I have a Windows partition, so I restarted and held down ALT. My Mac partition still has its neat little custom icon I gave it, so my Mac partition is not erased entirely (by the way, Windows 7 has been doing a lot of boot-up disk checks lately). I also have MacDrive on my Windows partition, and when I go into the Mac partition, nothing seems to be wrong. Nobody's documents or photos are missing and it's all good.

I just remember deleting the following folders at the root of the partition under a root account shortly before logging into that account where the video showed up:
  • Applications (Mac OS 9)
  • User Guides and Information (from old Mac)
  • sh (pretty sure this had to do with some program for installing linux apps. it was never there before i installed that, and now that program's been deleted for a long time, so i just ditched the sh folder.)
  • maybe something else from that old installation of Mac OS 9, i forgot

My Windows 7 partition has no viruses (I just scanned, believe me) and that's working fine.
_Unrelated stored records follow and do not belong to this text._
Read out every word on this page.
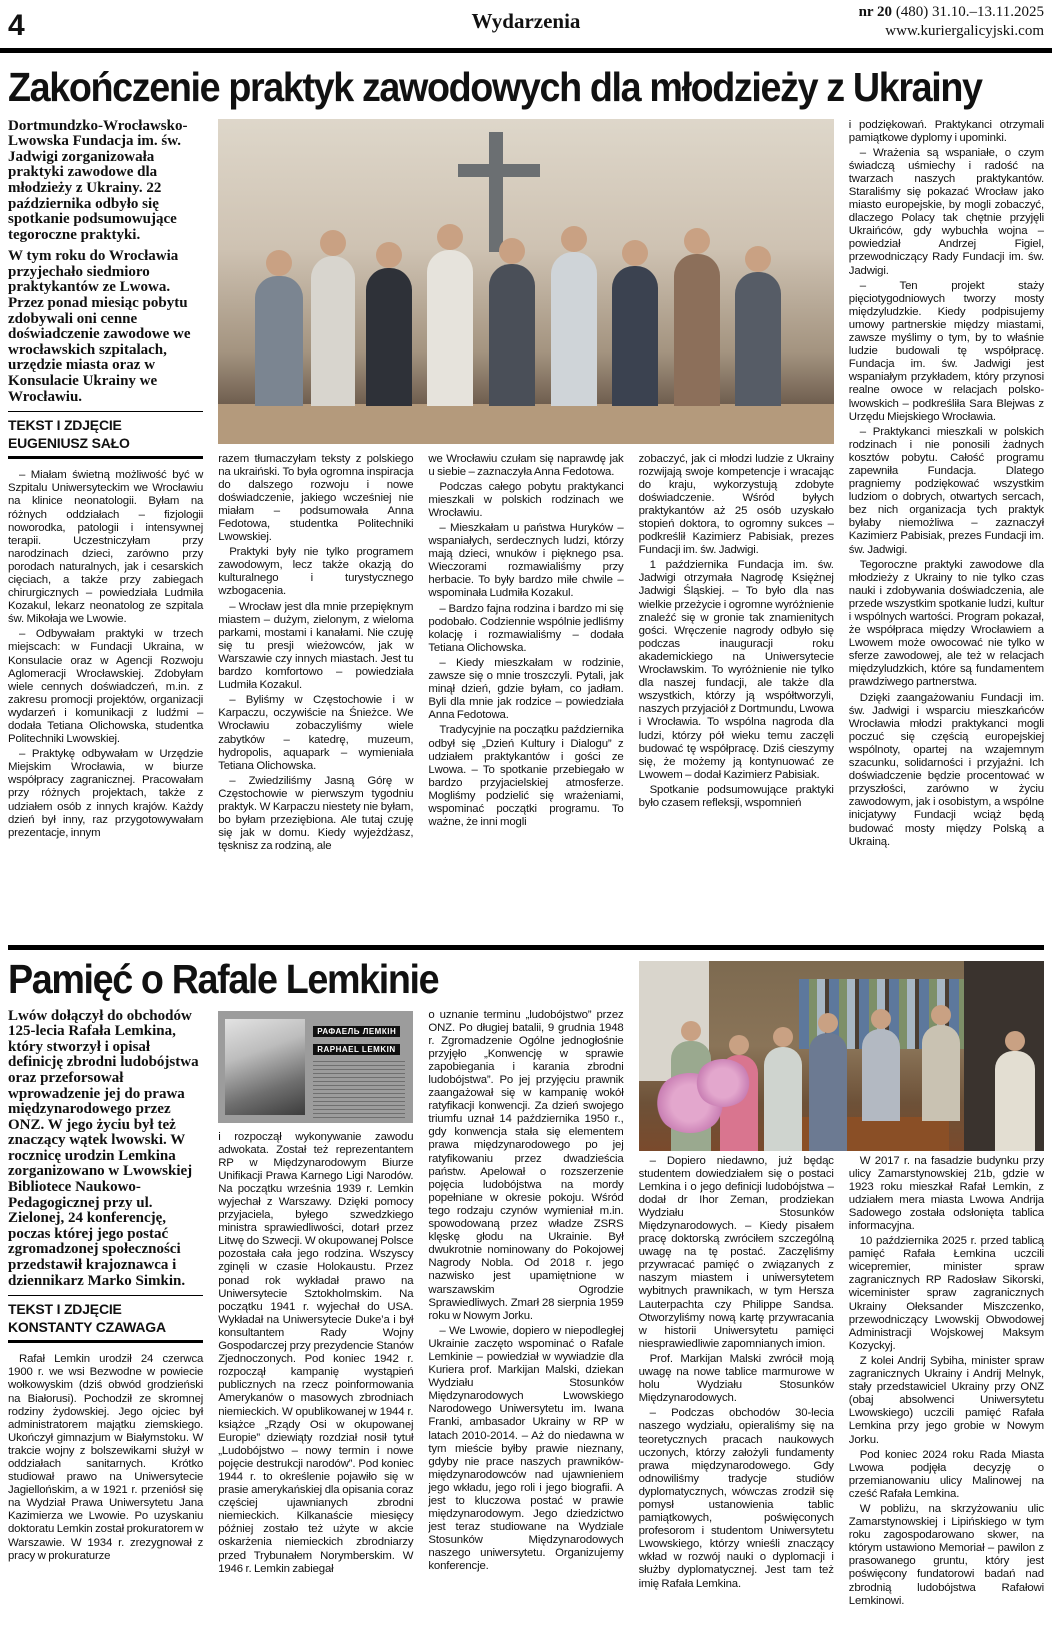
4	Wydarzenia	nr 20 (480) 31.10.–13.11.2025
www.kuriergalicyjski.com
Zakończenie praktyk zawodowych dla młodzieży z Ukrainy

Dortmundzko-Wrocławsko-Lwowska Fundacja im. św. Jadwigi zorganizowała praktyki zawodowe dla młodzieży z Ukrainy. 22 października odbyło się spotkanie podsumowujące tegoroczne praktyki.

W tym roku do Wrocławia przyjechało siedmioro praktykantów ze Lwowa. Przez ponad miesiąc pobytu zdobywali oni cenne doświadczenie zawodowe we wrocławskich szpitalach, urzędzie miasta oraz w Konsulacie Ukrainy we Wrocławiu.

TEKST I ZDJĘCIE
EUGENIUSZ SAŁO

– Miałam świetną możliwość być w Szpitalu Uniwersyteckim we Wrocławiu na klinice neonatologii. Byłam na różnych oddziałach – fizjologii noworodka, patologii i intensywnej terapii. Uczestniczyłam przy narodzinach dzieci, zarówno przy porodach naturalnych, jak i cesarskich cięciach, a także przy zabiegach chirurgicznych – powiedziała Ludmiła Kozakul, lekarz neonatolog ze szpitala św. Mikołaja we Lwowie.

– Odbywałam praktyki w trzech miejscach: w Fundacji Ukraina, w Konsulacie oraz w Agencji Rozwoju Aglomeracji Wrocławskiej. Zdobyłam wiele cennych doświadczeń, m.in. z zakresu promocji projektów, organizacji wydarzeń i komunikacji z ludźmi – dodała Tetiana Olichowska, studentka Politechniki Lwowskiej.

– Praktykę odbywałam w Urzędzie Miejskim Wrocławia, w biurze współpracy zagranicznej. Pracowałam przy różnych projektach, także z udziałem osób z innych krajów. Każdy dzień był inny, raz przygotowywałam prezentacje, innym

razem tłumaczyłam teksty z polskiego na ukraiński. To była ogromna inspiracja do dalszego rozwoju i nowe doświadczenie, jakiego wcześniej nie miałam – podsumowała Anna Fedotowa, studentka Politechniki Lwowskiej.

Praktyki były nie tylko programem zawodowym, lecz także okazją do kulturalnego i turystycznego wzbogacenia.

– Wrocław jest dla mnie przepięknym miastem – dużym, zielonym, z wieloma parkami, mostami i kanałami. Nie czuję się tu presji wieżowców, jak w Warszawie czy innych miastach. Jest tu bardzo komfortowo – powiedziała Ludmiła Kozakul.

– Byliśmy w Częstochowie i w Karpaczu, oczywiście na Śnieżce. We Wrocławiu zobaczyliśmy wiele zabytków – katedrę, muzeum, hydropolis, aquapark – wymieniała Tetiana Olichowska.

– Zwiedziliśmy Jasną Górę w Częstochowie w pierwszym tygodniu praktyk. W Karpaczu niestety nie byłam, bo byłam przeziębiona. Ale tutaj czuję się jak w domu. Kiedy wyjeżdżasz, tęsknisz za rodziną, ale

we Wrocławiu czułam się naprawdę jak u siebie – zaznaczyła Anna Fedotowa.

Podczas całego pobytu praktykanci mieszkali w polskich rodzinach we Wrocławiu.

– Mieszkałam u państwa Huryków – wspaniałych, serdecznych ludzi, którzy mają dzieci, wnuków i pięknego psa. Wieczorami rozmawialiśmy przy herbacie. To były bardzo miłe chwile – wspominała Ludmiła Kozakul.

– Bardzo fajna rodzina i bardzo mi się podobało. Codziennie wspólnie jedliśmy kolację i rozmawialiśmy – dodała Tetiana Olichowska.

– Kiedy mieszkałam w rodzinie, zawsze się o mnie troszczyli. Pytali, jak minął dzień, gdzie byłam, co jadłam. Byli dla mnie jak rodzice – powiedziała Anna Fedotowa.

Tradycyjnie na początku października odbył się „Dzień Kultury i Dialogu” z udziałem praktykantów i gości ze Lwowa. – To spotkanie przebiegało w bardzo przyjacielskiej atmosferze. Mogliśmy podzielić się wrażeniami, wspominać początki programu. To ważne, że inni mogli

zobaczyć, jak ci młodzi ludzie z Ukrainy rozwijają swoje kompetencje i wracając do kraju, wykorzystują zdobyte doświadczenie. Wśród byłych praktykantów aż 25 osób uzyskało stopień doktora, to ogromny sukces – podkreślił Kazimierz Pabisiak, prezes Fundacji im. św. Jadwigi.

1 października Fundacja im. św. Jadwigi otrzymała Nagrodę Księżnej Jadwigi Śląskiej. – To było dla nas wielkie przeżycie i ogromne wyróżnienie znaleźć się w gronie tak znamienitych gości. Wręczenie nagrody odbyło się podczas inauguracji roku akademickiego na Uniwersytecie Wrocławskim. To wyróżnienie nie tylko dla naszej fundacji, ale także dla wszystkich, którzy ją współtworzyli, naszych przyjaciół z Dortmundu, Lwowa i Wrocławia. To wspólna nagroda dla ludzi, którzy pół wieku temu zaczęli budować tę współpracę. Dziś cieszymy się, że możemy ją kontynuować ze Lwowem – dodał Kazimierz Pabisiak.

Spotkanie podsumowujące praktyki było czasem refleksji, wspomnień

i podziękowań. Praktykanci otrzymali pamiątkowe dyplomy i upominki.

– Wrażenia są wspaniałe, o czym świadczą uśmiechy i radość na twarzach naszych praktykantów. Staraliśmy się pokazać Wrocław jako miasto europejskie, by mogli zobaczyć, dlaczego Polacy tak chętnie przyjęli Ukraińców, gdy wybuchła wojna – powiedział Andrzej Figiel, przewodniczący Rady Fundacji im. św. Jadwigi.

– Ten projekt staży pięciotygodniowych tworzy mosty międzyludzkie. Kiedy podpisujemy umowy partnerskie między miastami, zawsze myślimy o tym, by to właśnie ludzie budowali tę współpracę. Fundacja im. św. Jadwigi jest wspaniałym przykładem, który przynosi realne owoce w relacjach polsko-lwowskich – podkreśliła Sara Blejwas z Urzędu Miejskiego Wrocławia.

– Praktykanci mieszkali w polskich rodzinach i nie ponosili żadnych kosztów pobytu. Całość programu zapewniła Fundacja. Dlatego pragniemy podziękować wszystkim ludziom o dobrych, otwartych sercach, bez nich organizacja tych praktyk byłaby niemożliwa – zaznaczył Kazimierz Pabisiak, prezes Fundacji im. św. Jadwigi.

Tegoroczne praktyki zawodowe dla młodzieży z Ukrainy to nie tylko czas nauki i zdobywania doświadczenia, ale przede wszystkim spotkanie ludzi, kultur i wspólnych wartości. Program pokazał, że współpraca między Wrocławiem a Lwowem może owocować nie tylko w sferze zawodowej, ale też w relacjach międzyludzkich, które są fundamentem prawdziwego partnerstwa.

Dzięki zaangażowaniu Fundacji im. św. Jadwigi i wsparciu mieszkańców Wrocławia młodzi praktykanci mogli poczuć się częścią europejskiej wspólnoty, opartej na wzajemnym szacunku, solidarności i przyjaźni. Ich doświadczenie będzie procentować w przyszłości, zarówno w życiu zawodowym, jak i osobistym, a wspólne inicjatywy Fundacji wciąż będą budować mosty między Polską a Ukrainą.

Pamięć o Rafale Lemkinie

Lwów dołączył do obchodów 125-lecia Rafała Lemkina, który stworzył i opisał definicję zbrodni ludobójstwa oraz przeforsował wprowadzenie jej do prawa międzynarodowego przez ONZ. W jego życiu był też znaczący wątek lwowski. W rocznicę urodzin Lemkina zorganizowano w Lwowskiej Bibliotece Naukowo-Pedagogicznej przy ul. Zielonej, 24 konferencję, poczas której jego postać zgromadzonej społeczności przedstawił krajoznawca i dziennikarz Marko Simkin.

TEKST I ZDJĘCIE
KONSTANTY CZAWAGA

Rafał Lemkin urodził 24 czerwca 1900 r. we wsi Bezwodne w powiecie wołkowyskim (dziś obwód grodzieński na Białorusi). Pochodził ze skromnej rodziny żydowskiej. Jego ojciec był administratorem majątku ziemskiego. Ukończył gimnazjum w Białymstoku. W trakcie wojny z bolszewikami służył w oddziałach sanitarnych. Krótko studiował prawo na Uniwersytecie Jagiellońskim, a w 1921 r. przeniósł się na Wydział Prawa Uniwersytetu Jana Kazimierza we Lwowie. Po uzyskaniu doktoratu Lemkin został prokuratorem w Warszawie. W 1934 r. zrezygnował z pracy w prokuraturze

РАФАЕЛЬ ЛЕМКІН
RAPHAEL LEMKIN

i rozpoczął wykonywanie zawodu adwokata. Został też reprezentantem RP w Międzynarodowym Biurze Unifikacji Prawa Karnego Ligi Narodów. Na początku września 1939 r. Lemkin wyjechał z Warszawy. Dzięki pomocy przyjaciela, byłego szwedzkiego ministra sprawiedliwości, dotarł przez Litwę do Szwecji. W okupowanej Polsce pozostała cała jego rodzina. Wszyscy zginęli w czasie Holokaustu. Przez ponad rok wykładał prawo na Uniwersytecie Sztokholmskim. Na początku 1941 r. wyjechał do USA. Wykładał na Uniwersytecie Duke’a i był konsultantem Rady Wojny Gospodarczej przy prezydencie Stanów Zjednoczonych. Pod koniec 1942 r. rozpoczął kampanię wystąpień publicznych na rzecz poinformowania Amerykanów o masowych zbrodniach niemieckich. W opublikowanej w 1944 r. książce „Rządy Osi w okupowanej Europie” dziewiąty rozdział nosił tytuł „Ludobójstwo – nowy termin i nowe pojęcie destrukcji narodów”. Pod koniec 1944 r. to określenie pojawiło się w prasie amerykańskiej dla opisania coraz częściej ujawnianych zbrodni niemieckich. Kilkanaście miesięcy później zostało też użyte w akcie oskarżenia niemieckich zbrodniarzy przed Trybunałem Norymberskim. W 1946 r. Lemkin zabiegał

o uznanie terminu „ludobójstwo” przez ONZ. Po długiej batalii, 9 grudnia 1948 r. Zgromadzenie Ogólne jednogłośnie przyjęło „Konwencję w sprawie zapobiegania i karania zbrodni ludobójstwa”. Po jej przyjęciu prawnik zaangażował się w kampanię wokół ratyfikacji konwencji. Za dzień swojego triumfu uznał 14 października 1950 r., gdy konwencja stała się elementem prawa międzynarodowego po jej ratyfikowaniu przez dwadzieścia państw. Apelował o rozszerzenie pojęcia ludobójstwa na mordy popełniane w okresie pokoju. Wśród tego rodzaju czynów wymieniał m.in. spowodowaną przez władze ZSRS klęskę głodu na Ukrainie. Był dwukrotnie nominowany do Pokojowej Nagrody Nobla. Od 2018 r. jego nazwisko jest upamiętnione w warszawskim Ogrodzie Sprawiedliwych. Zmarł 28 sierpnia 1959 roku w Nowym Jorku.

– We Lwowie, dopiero w niepodległej Ukrainie zaczęto wspominać o Rafale Lemkinie – powiedział w wywiadzie dla Kuriera prof. Markijan Malski, dziekan Wydziału Stosunków Międzynarodowych Lwowskiego Narodowego Uniwersytetu im. Iwana Franki, ambasador Ukrainy w RP w latach 2010-2014. – Aż do niedawna w tym mieście byłby prawie nieznany, gdyby nie prace naszych prawników-międzynarodowców nad ujawnieniem jego wkładu, jego roli i jego biografii. A jest to kluczowa postać w prawie międzynarodowym. Jego dziedzictwo jest teraz studiowane na Wydziale Stosunków Międzynarodowych naszego uniwersytetu. Organizujemy konferencje.

– Dopiero niedawno, już będąc studentem dowiedziałem się o postaci Lemkina i o jego definicji ludobójstwa – dodał dr Ihor Zeman, prodziekan Wydziału Stosunków Międzynarodowych. – Kiedy pisałem pracę doktorską zwróciłem szczególną uwagę na tę postać. Zaczęliśmy przywracać pamięć o związanych z naszym miastem i uniwersytetem wybitnych prawnikach, w tym Hersza Lauterpachta czy Philippe Sandsa. Otworzyliśmy nową kartę przywracania w historii Uniwersytetu pamięci niesprawiedliwie zapomnianych imion.

Prof. Markijan Malski zwrócił moją uwagę na nowe tablice marmurowe w holu Wydziału Stosunków Międzynarodowych.

– Podczas obchodów 30-lecia naszego wydziału, opieraliśmy się na teoretycznych pracach naukowych uczonych, którzy założyli fundamenty prawa międzynarodowego. Gdy odnowiliśmy tradycje studiów dyplomatycznych, wówczas zrodził się pomysł ustanowienia tablic pamiątkowych, poświęconych profesorom i studentom Uniwersytetu Lwowskiego, którzy wnieśli znaczący wkład w rozwój nauki o dyplomacji i służby dyplomatycznej. Jest tam też imię Rafała Lemkina.

W 2017 r. na fasadzie budynku przy ulicy Zamarstynowskiej 21b, gdzie w 1923 roku mieszkał Rafał Lemkin, z udziałem mera miasta Lwowa Andrija Sadowego została odsłonięta tablica informacyjna.

10 października 2025 r. przed tablicą pamięć Rafała Łemkina uczcili wicepremier, minister spraw zagranicznych RP Radosław Sikorski, wiceminister spraw zagranicznych Ukrainy Ołeksander Miszczenko, przewodniczący Lwowskij Obwodowej Administracji Wojskowej Maksym Kozyckyj.

Z kolei Andrij Sybiha, minister spraw zagranicznych Ukrainy i Andrij Melnyk, stały przedstawiciel Ukrainy przy ONZ (obaj absolwenci Uniwersytetu Lwowskiego) uczcili pamięć Rafała Lemkina przy jego grobie w Nowym Jorku.

Pod koniec 2024 roku Rada Miasta Lwowa podjęła decyzję o przemianowaniu ulicy Malinowej na cześć Rafała Lemkina.

W pobliżu, na skrzyżowaniu ulic Zamarstynowskiej i Lipińskiego w tym roku zagospodarowano skwer, na którym ustawiono Memoriał – pawilon z prasowanego gruntu, który jest poświęcony fundatorowi badań nad zbrodnią ludobójstwa Rafałowi Lemkinowi.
But I'm very concerned about this Mac partition that refuses to go past that gray boot screen. This is a family computer, and other users have thousands of photos, video projects, and music libraries that they'd certainly like to keep. I see my last resort as using the Windows partition to back up everything in the Mac partition to one of our HUGE neglected external hard drives, and then just erase the Mac partition and reinstall Snow. But do I really have to do that, or is there an unbelievably stupid solution I overlooked?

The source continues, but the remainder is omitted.